Monday, February 16, 2009

Another bounce: used car prices

I'm encroaching on Mark Perry's territory here (a great economist who teaches at the University of Michigan in Flint), and I'll admit to a bias to searching for evidence of an economic bounce whereever I can find it. Still, given the pervasive bearish mood, the more examples I find, the more likely it is that the consensus view on the economy is incorrect. This chart comes from data compiled by Manheim Consulting. "The Index is based on all completed sales transactions at Manheim’s U.S. auctions (A useable sample size of over five million transactions annually)." Here's their explanation for the January '09 bounce:

January’s improvement in wholesale pricing reflected dealer attitudes that were boosted by better-than-expected used vehicle operations. The continuing falloff in new vehicle sales activity also pushed trade-in volumes down much further than the demand for used vehicles and, thus, increased the need for auction purchases.

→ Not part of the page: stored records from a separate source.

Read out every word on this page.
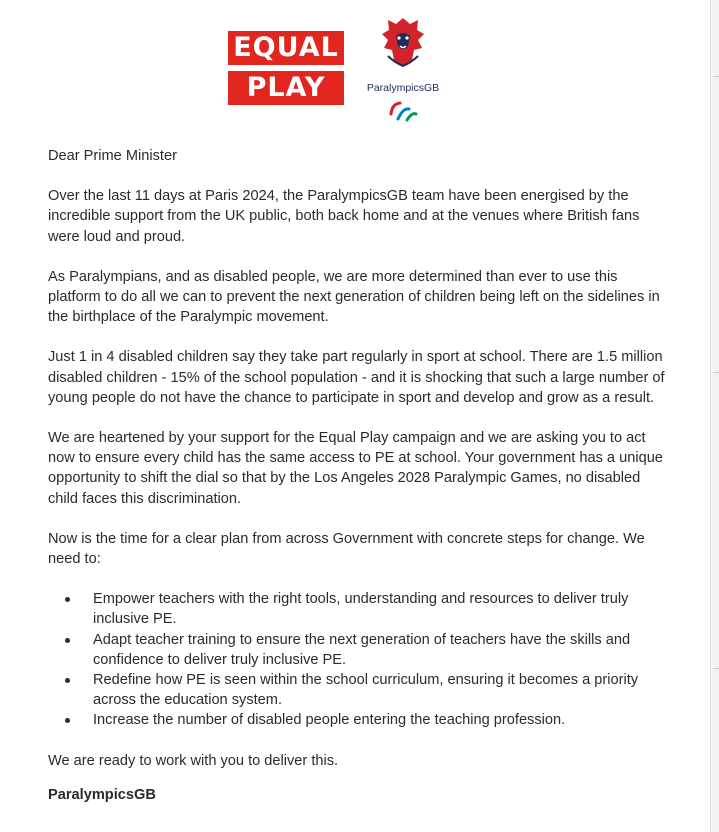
EQUAL
PLAY	ParalympicsGB

Dear Prime Minister

Over the last 11 days at Paris 2024, the ParalympicsGB team have been energised by the incredible support from the UK public, both back home and at the venues where British fans were loud and proud.

As Paralympians, and as disabled people, we are more determined than ever to use this platform to do all we can to prevent the next generation of children being left on the sidelines in the birthplace of the Paralympic movement.

Just 1 in 4 disabled children say they take part regularly in sport at school. There are 1.5 million disabled children - 15% of the school population - and it is shocking that such a large number of young people do not have the chance to participate in sport and develop and grow as a result.

We are heartened by your support for the Equal Play campaign and we are asking you to act now to ensure every child has the same access to PE at school. Your government has a unique opportunity to shift the dial so that by the Los Angeles 2028 Paralympic Games, no disabled child faces this discrimination.

Now is the time for a clear plan from across Government with concrete steps for change. We need to:

Empower teachers with the right tools, understanding and resources to deliver truly inclusive PE.
Adapt teacher training to ensure the next generation of teachers have the skills and confidence to deliver truly inclusive PE.
Redefine how PE is seen within the school curriculum, ensuring it becomes a priority across the education system.
Increase the number of disabled people entering the teaching profession.

We are ready to work with you to deliver this.

ParalympicsGB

In other words, we have a market that is the process of self-correcting. Reduced demand for new cars has reduced the supply of used cars on the market, and falling prices for used cars have awakened demand for those same cars. We see the same thing happening in real estate markets across the country: lower home prices have stimulated the demand for homes, resulting in significant increases in home sales activity in recent months. Yesterday Mark posted a good series of charts to illustrate that.